Abstract

Thermal decomposition of boehmite and bayerite has been studied by X-ray diffraction and by NMR and IR spectroscopies. Coordination and site distortion of Al polyhedra have been estimated by 27Al NMR spectroscopy while IR optical properties of transitional aluminas, η-, γ-, δ-, and θ-Al2O3 were derived from IR near-normal specular reflectance technique. In the low-temperature phases, aluminum vacancies are located in tetrahedral positions in γ-Al2O3 while in η-Al2O3 they are distributed at random between tetrahedral and octahedral positions. In addition, a small amount (5%) of pentahedrally coordinated aluminum was found in γ-alumina, which has been tentatively assigned to Al at the external surface of alumina particles.

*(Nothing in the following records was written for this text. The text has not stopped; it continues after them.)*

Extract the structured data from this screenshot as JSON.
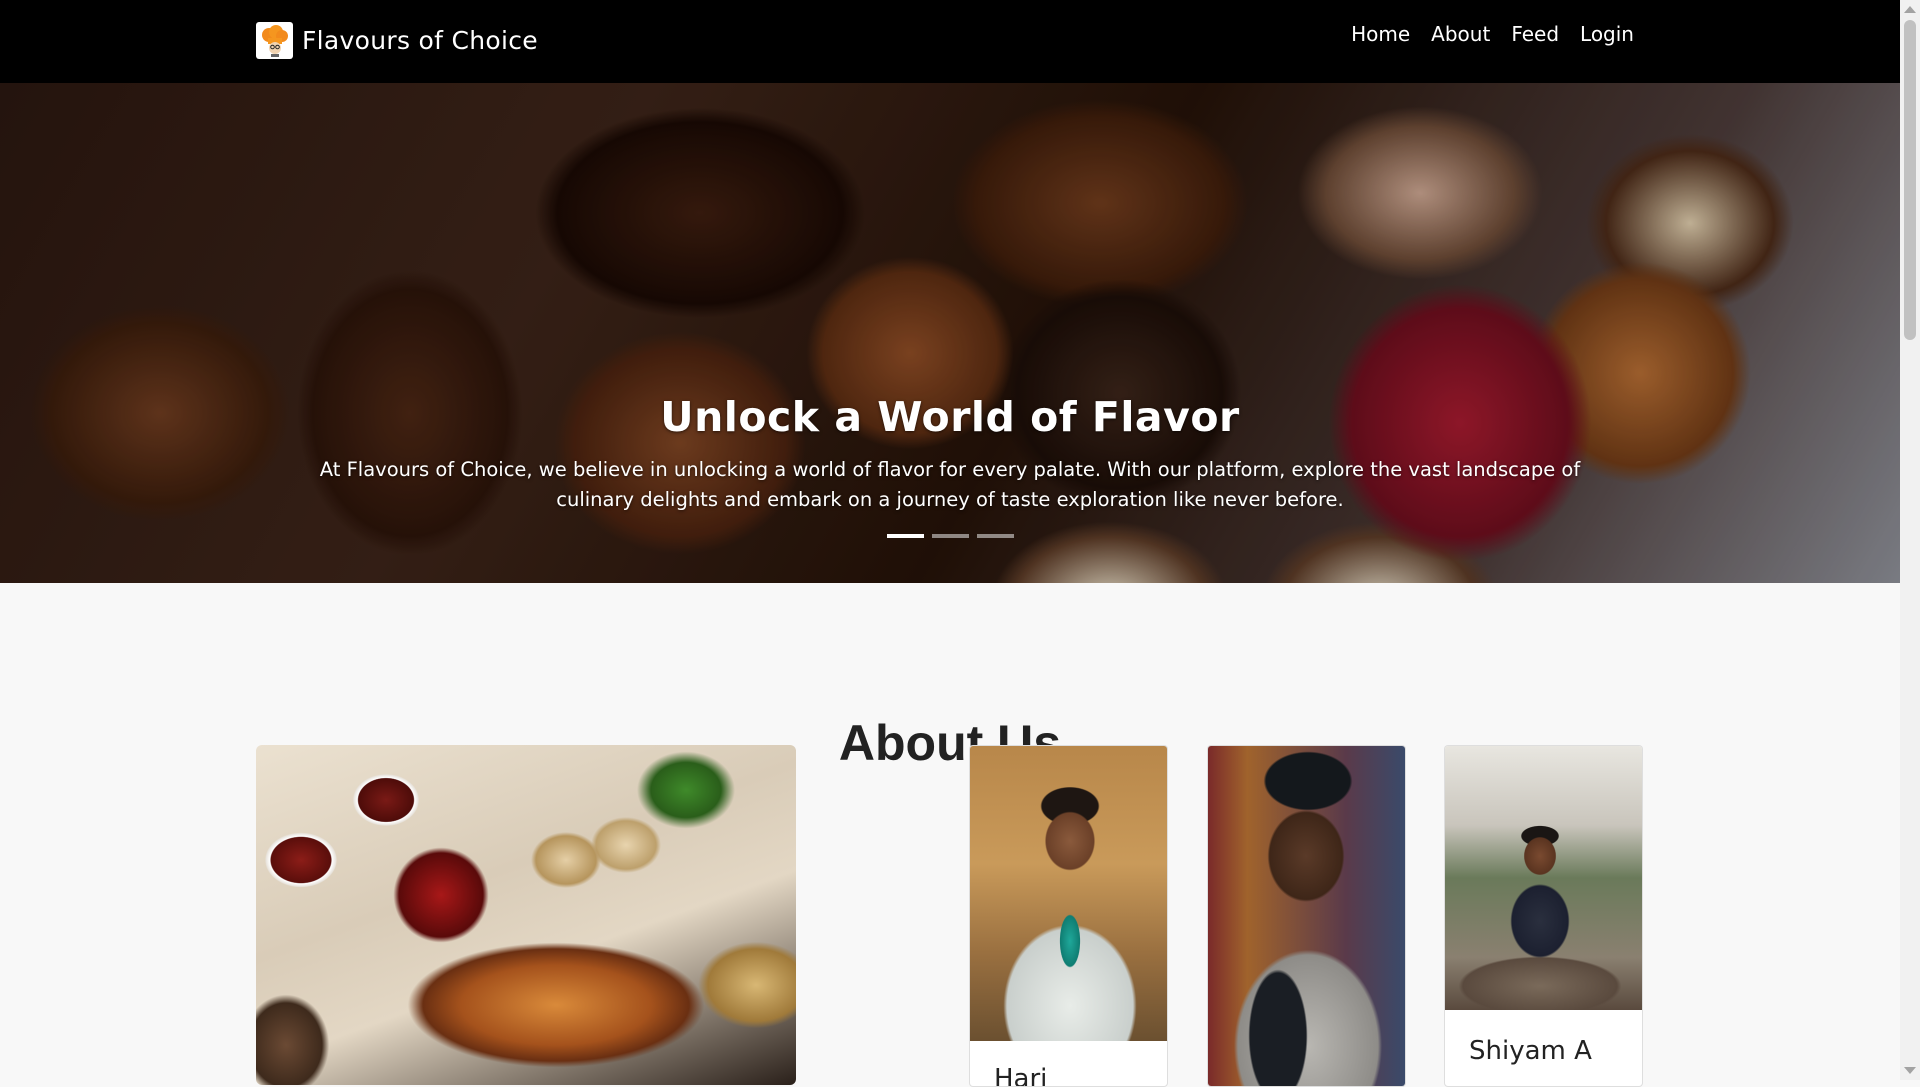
{
  "navbar": {
    "brand": "Flavours of Choice",
    "links": [
      "Home",
      "About",
      "Feed",
      "Login"
    ]
  },
  "hero": {
    "title": "Unlock a World of Flavor",
    "text": "At Flavours of Choice, we believe in unlocking a world of flavor for every palate. With our platform, explore the vast landscape of culinary delights and embark on a journey of taste exploration like never before.",
    "slides_total": 3,
    "active_slide": 1
  },
  "about": {
    "heading": "About Us",
    "team": [
      {
        "name": "Hari"
      },
      {
        "name": ""
      },
      {
        "name": "Shiyam A"
      }
    ]
  }
}
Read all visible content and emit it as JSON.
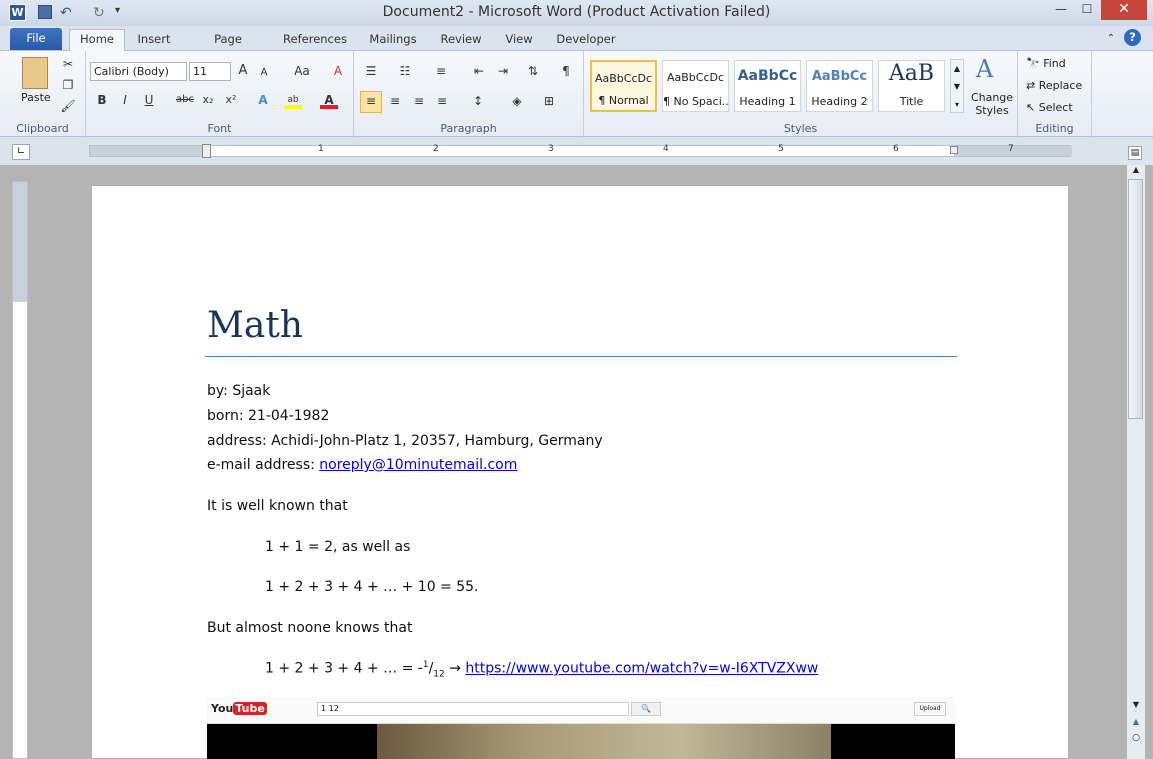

At 800 °C a notable increase in structural ordering was detected in both phases; in the case of η-Al2O3, this change accelerates the continuous transformation into θ-Al2O3 which is totally achieved at 1000 °C. On the contrary, γ-Al2O3, does not show any sign of transformation until 900 °C; at 950 °C pentahedral cations disappear and formation of θ-Al2O3 is detected by IR and NMR techniques. From 900 to 1200 °C, γ-, θ-, and α-Al2O3 coexist in samples obtained from boehmite. Above 1200 °C corundum is the only thermodynamically stable phase in both series of samples.